Clearly, CPM is an effective strategy to reduce the risk of contralateral breast cancer, a desired outcome to avoid further breast cancer treatment and anxiety. However, the effectiveness of CPM in preventing breast cancer mortality is not as clear. A recent Cochrane review of eight studies included 1,708 patients who underwent CPM; the authors concluded that CPM decreased the incidence of contralateral breast cancer, but was not associated with any survival improvement. Yet, in a retrospective cohort study of 1,072 patients from the Cancer Research Network, Herrinton et al reported that CPM was associated with a significant decrease in the breast cancer mortality rate (hazard ratio [HR] = 0.57; 95% confidence interval [CI] = 0.45–0.72) and overall mortality rate (HR = 0.6; 95% CI = 0.5-0.72). In this study, women who underwent CPM were less likely to die from non–breast cancer-related causes, thus emphasizing the selection bias that healthier patients undergo CPM more frequently.
In a retrospective case-control study, Peralta et al reported that CPM was associated with a significantly increased disease-free survival rate (CPM, 55%; no CPM, 28%; P = .01), but not an increased overall survival rate (CPM, 64%; no CPM, 49%; P = .26).
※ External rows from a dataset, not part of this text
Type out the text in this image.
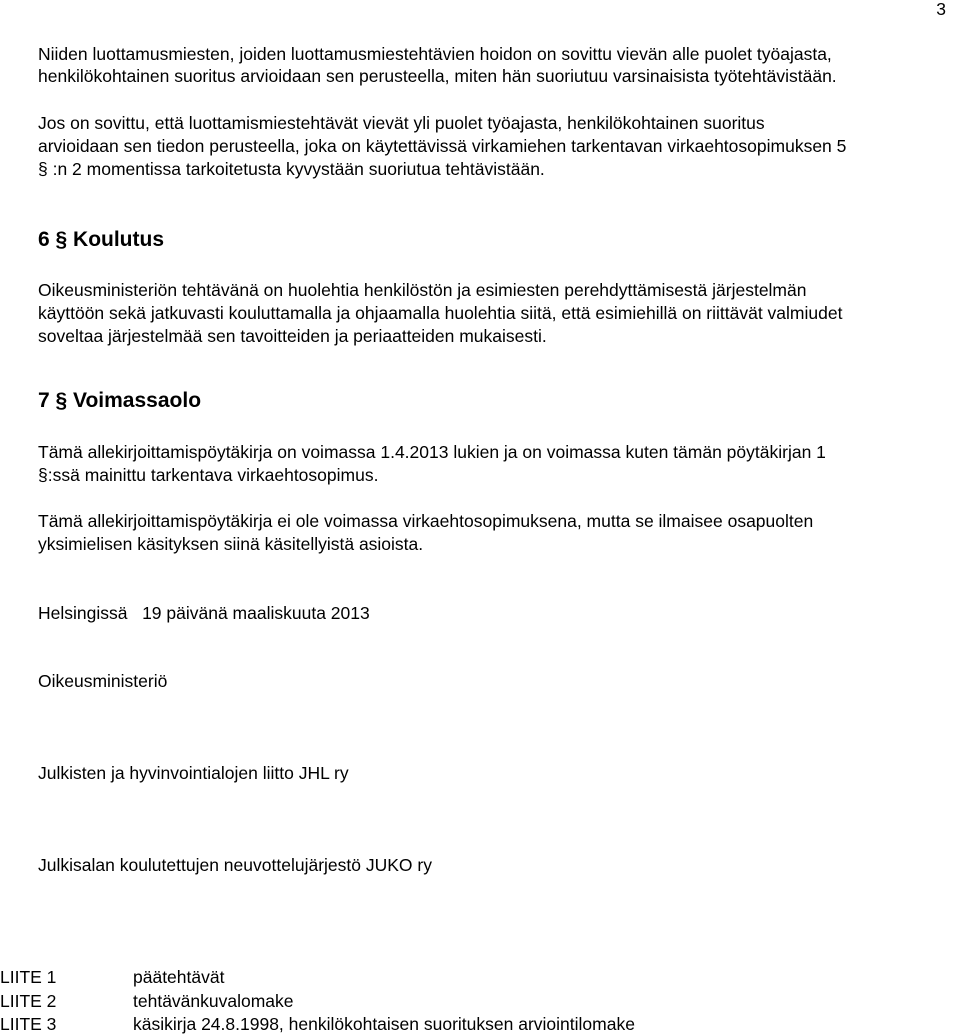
3
Niiden luottamusmiesten, joiden luottamusmiestehtävien hoidon on sovittu vievän alle puolet työajasta,
henkilökohtainen suoritus arvioidaan sen perusteella, miten hän suoriutuu varsinaisista työtehtävistään.
Jos on sovittu, että luottamismiestehtävät vievät yli puolet työajasta, henkilökohtainen suoritus
arvioidaan sen tiedon perusteella, joka on käytettävissä virkamiehen tarkentavan virkaehtosopimuksen 5
§ :n 2 momentissa tarkoitetusta kyvystään suoriutua tehtävistään.
6 § Koulutus
Oikeusministeriön tehtävänä on huolehtia henkilöstön ja esimiesten perehdyttämisestä järjestelmän
käyttöön sekä jatkuvasti kouluttamalla ja ohjaamalla huolehtia siitä, että esimiehillä on riittävät valmiudet
soveltaa järjestelmää sen tavoitteiden ja periaatteiden mukaisesti.
7 § Voimassaolo
Tämä allekirjoittamispöytäkirja on voimassa 1.4.2013 lukien ja on voimassa kuten tämän pöytäkirjan 1
§:ssä mainittu tarkentava virkaehtosopimus.
Tämä allekirjoittamispöytäkirja ei ole voimassa virkaehtosopimuksena, mutta se ilmaisee osapuolten
yksimielisen käsityksen siinä käsitellyistä asioista.
Helsingissä   19 päivänä maaliskuuta 2013
Oikeusministeriö
Julkisten ja hyvinvointialojen liitto JHL ry
Julkisalan koulutettujen neuvottelujärjestö JUKO ry
LIITE 1	päätehtävät
LIITE 2	tehtävänkuvalomake
LIITE 3	käsikirja 24.8.1998, henkilökohtaisen suorituksen arviointilomake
Finally, using a Markov state transition model, Schrag et al estimated that a 30-year old patient with early-stage breast cancer and a BRCA mutation would gain an additional 0.6 to 2.1 years in life expectancy after CPM.
Complications of CPM
Despite the potential benefits of CPM, the surgery is not risk-free. Severe complications after CPM may potentially delay recommended chemotherapy or radiation therapy after surgery. In a series of 239 patients undergoing CPM (most received immediate reconstruction), Goldflam et al reported a 16.3% complication rate (ipsilateral breast, 8.4%; contralateral breast, 6.3%; both breasts, 1.7%). Barton et al reported that the most common complications after bilateral prophylactic mastectomy were pain (35%), infection (17%), and seroma (17%).
The performance of CPM generally doubles the complication rate for patients undergoing mastectomy. However, life-threatening side effects are very rare. Bilateral mastectomy with immediate breast reconstruction usually requires about 5 hours of surgery; even without complications, patients are typically hospitalized 2 to 3 days after surgery.
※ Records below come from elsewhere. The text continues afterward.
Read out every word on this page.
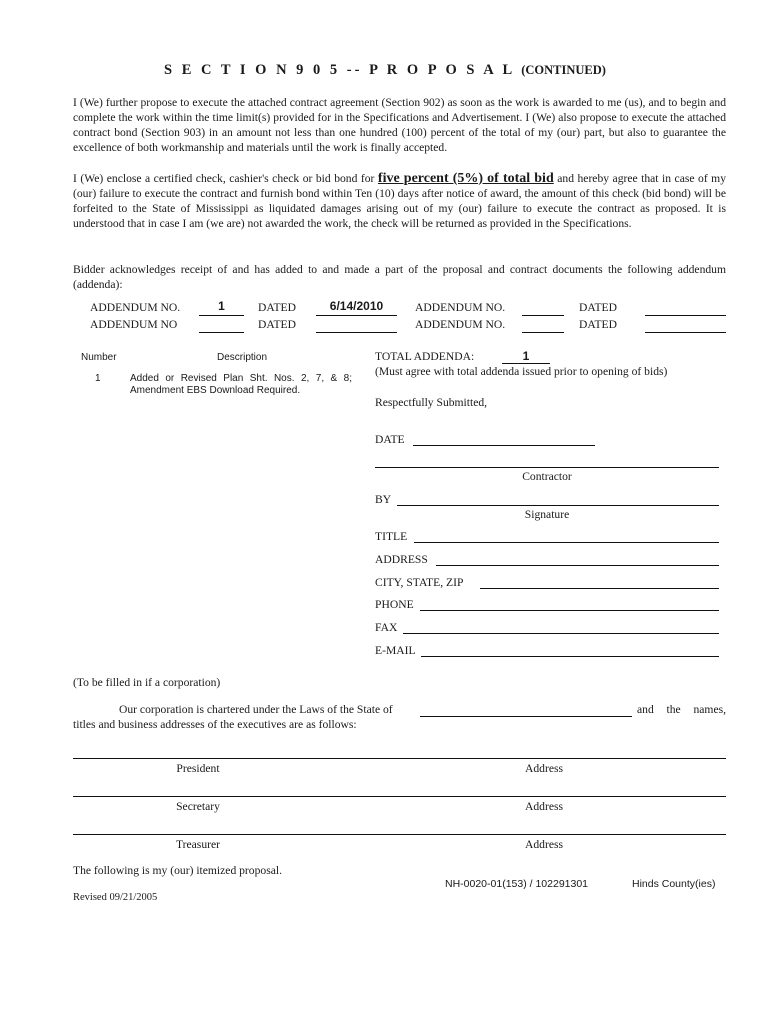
S E C T I O N 9 0 5 -- P R O P O S A L (CONTINUED)
I (We) further propose to execute the attached contract agreement (Section 902) as soon as the work is awarded to me (us), and to begin and complete the work within the time limit(s) provided for in the Specifications and Advertisement. I (We) also propose to execute the attached contract bond (Section 903) in an amount not less than one hundred (100) percent of the total of my (our) part, but also to guarantee the excellence of both workmanship and materials until the work is finally accepted.
I (We) enclose a certified check, cashier's check or bid bond for five percent (5%) of total bid and hereby agree that in case of my (our) failure to execute the contract and furnish bond within Ten (10) days after notice of award, the amount of this check (bid bond) will be forfeited to the State of Mississippi as liquidated damages arising out of my (our) failure to execute the contract as proposed. It is understood that in case I am (we are) not awarded the work, the check will be returned as provided in the Specifications.
Bidder acknowledges receipt of and has added to and made a part of the proposal and contract documents the following addendum (addenda):
ADDENDUM NO.	1	DATED	6/14/2010	ADDENDUM NO.	DATED
ADDENDUM NO	DATED	ADDENDUM NO.	DATED
Number	Description
1	Added or Revised Plan Sht. Nos. 2, 7, & 8; Amendment EBS Download Required.
TOTAL ADDENDA:	1
(Must agree with total addenda issued prior to opening of bids)
Respectfully Submitted,
DATE
Contractor
BY
Signature
TITLE
ADDRESS
CITY, STATE, ZIP
PHONE
FAX
E-MAIL
(To be filled in if a corporation)
Our corporation is chartered under the Laws of the State of	and the names,
titles and business addresses of the executives are as follows:
President	Address
Secretary	Address
Treasurer	Address
The following is my (our) itemized proposal.
NH-0020-01(153) / 102291301	Hinds County(ies)
Revised 09/21/2005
In the past, many CPMs were subcutaneous mastectomies that left behind a substantial amount of breast tissue. Total mastectomy, including removal of the nipple-areolar complex, is recommended for prophylactic surgery today. Skin-sparing total mastectomies are oncologically equivalent procedures that preserve the skin envelope and improve the cosmetic outcomes in conjunction with reconstructive breast surgery. Some investigators have also performed nipple- and areolar-sparing mastectomies in highly selected patients.[21,22] Improvements of mastectomy and reconstruction techniques in recent years probably account for some of the increased use of CPM in the United States. Nevertheless, no mastectomy can remove all breast tissue and completely eliminate the risk of breast cancer.